As when extracting to simple types, we could also provide instructions by setting the inst argument. However, instructions are by nature general and when extracting structured data, it's harder to provide specific instructions for fields.

For this purpose, field annotations are more effective than instructions: they can be provided to clarify what we want extracted for each specific field.

For Pydantic this is done with Field(description="description") - see the "start" and "end" attributes of the Period class:

Example

from typing import Literal, Optional, Union
from pydantic import BaseModel, Field

Weekday = Literal["Monday", "Tuesday", "Wednesday", "Thursday", "Friday", "Saturday", "Sunday"
]

class Period(BaseModel):
    start: Weekday = Field(description="Day of arrival")
    end: Weekday = Field(description="Day of departure")

model.extract(Period,
              "Right, well, I was planning to arrive on Wednesday and "
              "only leave Sunday morning.
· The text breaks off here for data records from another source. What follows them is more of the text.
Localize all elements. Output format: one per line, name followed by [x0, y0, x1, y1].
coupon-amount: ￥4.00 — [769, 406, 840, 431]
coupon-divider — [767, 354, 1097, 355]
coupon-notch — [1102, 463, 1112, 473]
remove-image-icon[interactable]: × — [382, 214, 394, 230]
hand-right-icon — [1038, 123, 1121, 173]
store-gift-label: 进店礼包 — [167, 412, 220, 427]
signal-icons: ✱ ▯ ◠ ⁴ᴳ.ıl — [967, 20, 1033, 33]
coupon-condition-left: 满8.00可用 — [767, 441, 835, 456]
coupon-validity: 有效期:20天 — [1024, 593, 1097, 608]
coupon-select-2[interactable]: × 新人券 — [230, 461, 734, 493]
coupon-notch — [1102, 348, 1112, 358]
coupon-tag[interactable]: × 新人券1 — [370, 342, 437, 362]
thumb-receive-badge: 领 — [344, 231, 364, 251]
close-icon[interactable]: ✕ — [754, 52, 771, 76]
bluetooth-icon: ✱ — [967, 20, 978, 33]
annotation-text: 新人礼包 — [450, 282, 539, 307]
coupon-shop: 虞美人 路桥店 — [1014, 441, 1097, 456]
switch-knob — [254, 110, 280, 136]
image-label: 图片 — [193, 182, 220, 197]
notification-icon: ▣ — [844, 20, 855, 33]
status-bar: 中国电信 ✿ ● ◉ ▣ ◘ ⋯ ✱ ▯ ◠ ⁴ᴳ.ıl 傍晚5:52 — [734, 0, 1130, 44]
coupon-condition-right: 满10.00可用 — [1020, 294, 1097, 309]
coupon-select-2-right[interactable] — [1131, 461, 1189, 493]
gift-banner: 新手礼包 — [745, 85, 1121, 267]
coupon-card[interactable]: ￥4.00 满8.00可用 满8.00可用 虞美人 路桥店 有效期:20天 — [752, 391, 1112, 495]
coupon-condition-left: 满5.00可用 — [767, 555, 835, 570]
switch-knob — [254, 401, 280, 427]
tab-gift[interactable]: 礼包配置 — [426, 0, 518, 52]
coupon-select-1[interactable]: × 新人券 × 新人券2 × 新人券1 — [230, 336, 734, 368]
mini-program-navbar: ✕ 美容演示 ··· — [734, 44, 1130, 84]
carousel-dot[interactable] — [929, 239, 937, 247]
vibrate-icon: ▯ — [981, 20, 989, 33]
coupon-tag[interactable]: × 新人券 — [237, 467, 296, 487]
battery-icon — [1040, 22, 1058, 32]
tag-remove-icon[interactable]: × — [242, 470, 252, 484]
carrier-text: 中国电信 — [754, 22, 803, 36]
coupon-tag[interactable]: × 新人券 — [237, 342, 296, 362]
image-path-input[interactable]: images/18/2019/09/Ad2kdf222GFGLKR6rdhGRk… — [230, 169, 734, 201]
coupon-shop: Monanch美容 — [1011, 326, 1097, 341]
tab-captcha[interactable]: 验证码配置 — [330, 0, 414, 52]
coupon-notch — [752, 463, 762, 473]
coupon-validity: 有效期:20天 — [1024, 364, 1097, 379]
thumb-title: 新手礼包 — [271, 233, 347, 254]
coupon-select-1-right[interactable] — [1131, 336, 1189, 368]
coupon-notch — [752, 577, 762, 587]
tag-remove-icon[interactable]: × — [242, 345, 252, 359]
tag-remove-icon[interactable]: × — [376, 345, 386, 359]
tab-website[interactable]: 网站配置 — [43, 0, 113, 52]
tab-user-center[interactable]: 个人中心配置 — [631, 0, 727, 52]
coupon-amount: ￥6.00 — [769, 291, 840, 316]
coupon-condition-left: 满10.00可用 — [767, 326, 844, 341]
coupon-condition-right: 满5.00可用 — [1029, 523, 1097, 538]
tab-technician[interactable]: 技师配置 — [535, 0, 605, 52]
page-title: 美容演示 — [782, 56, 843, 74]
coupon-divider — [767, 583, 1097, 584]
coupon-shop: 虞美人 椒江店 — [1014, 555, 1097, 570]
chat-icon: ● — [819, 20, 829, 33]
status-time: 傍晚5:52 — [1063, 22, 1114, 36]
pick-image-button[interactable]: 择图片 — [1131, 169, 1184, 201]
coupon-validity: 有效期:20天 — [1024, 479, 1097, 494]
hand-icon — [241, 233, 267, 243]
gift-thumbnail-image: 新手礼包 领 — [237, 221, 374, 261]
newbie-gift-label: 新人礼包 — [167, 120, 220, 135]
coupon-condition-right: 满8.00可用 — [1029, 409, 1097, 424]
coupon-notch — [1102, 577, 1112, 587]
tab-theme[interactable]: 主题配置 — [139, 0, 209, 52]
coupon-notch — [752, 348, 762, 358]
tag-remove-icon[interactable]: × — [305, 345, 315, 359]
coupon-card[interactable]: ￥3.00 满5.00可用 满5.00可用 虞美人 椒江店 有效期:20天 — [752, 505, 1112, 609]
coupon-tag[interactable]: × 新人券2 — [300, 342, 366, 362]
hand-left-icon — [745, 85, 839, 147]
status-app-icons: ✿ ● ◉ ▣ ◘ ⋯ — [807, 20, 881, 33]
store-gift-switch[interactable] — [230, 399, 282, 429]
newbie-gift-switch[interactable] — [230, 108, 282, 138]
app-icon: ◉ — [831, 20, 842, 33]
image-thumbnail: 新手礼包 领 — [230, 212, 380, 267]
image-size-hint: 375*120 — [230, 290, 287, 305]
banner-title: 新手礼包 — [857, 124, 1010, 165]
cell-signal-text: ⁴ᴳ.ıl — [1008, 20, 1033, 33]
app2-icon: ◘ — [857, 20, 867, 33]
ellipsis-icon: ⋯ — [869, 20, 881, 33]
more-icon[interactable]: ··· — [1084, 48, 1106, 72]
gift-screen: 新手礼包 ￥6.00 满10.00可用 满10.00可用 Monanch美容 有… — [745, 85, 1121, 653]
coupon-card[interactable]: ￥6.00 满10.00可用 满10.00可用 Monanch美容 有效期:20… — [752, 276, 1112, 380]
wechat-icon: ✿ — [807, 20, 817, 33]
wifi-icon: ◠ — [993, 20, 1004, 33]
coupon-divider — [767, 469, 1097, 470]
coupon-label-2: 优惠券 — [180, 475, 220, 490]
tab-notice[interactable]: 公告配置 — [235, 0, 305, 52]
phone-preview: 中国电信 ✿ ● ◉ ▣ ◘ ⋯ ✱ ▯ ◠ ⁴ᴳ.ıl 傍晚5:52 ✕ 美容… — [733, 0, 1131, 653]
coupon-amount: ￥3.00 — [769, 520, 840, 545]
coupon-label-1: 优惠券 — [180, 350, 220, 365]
Would that be okay?")

Result

Period(start='Wednesday', end='Sunday')

In this manner, the model can be informed of what is wanted for each specific field.

Optional, default and Union fields#

A field can be marked as optional by annotating with Optional[Type] and setting a default value, as in the "person_name" field:

Example

class Period(BaseModel):
    start: Weekday = Field(description="Day of arrival")
    end: Weekday = Field(description="Day of departure")
    person_name: Optional[str] = Field(default=None, description="Person name if any")

model.extract(Period,
              "Right, well, I was planning to arrive on Wednesday and "
              "only leave Sunday morning. Would that be okay?")

Result

Period(start='Wednesday', end='Sunday', person_name=None)

A field can also be marked as a union of alternative types with Union[Type1,Type2,...] as in the "bags" field below:

Example

class Period(BaseModel):
    start: Weekday = Field(description="Day of arrival")
    end: Weekday = Field(description="Day of departure")
    person_name: Optional[str] = Field(default=None, description="Person name if any")
    bags: Union[int, str, None] = Field(description="Number of bags, bag voucher or none")

model.extract(Period,
              "Right, well, I was planning to arrive on Wednesday and "
              "only leave Sunday morning. Would that be okay?")

Result

Period(start='Wednesday', end='Sunday', person_name=None, bags=None)

Check the Extract Pydantic example to see an interesting example of structured extraction.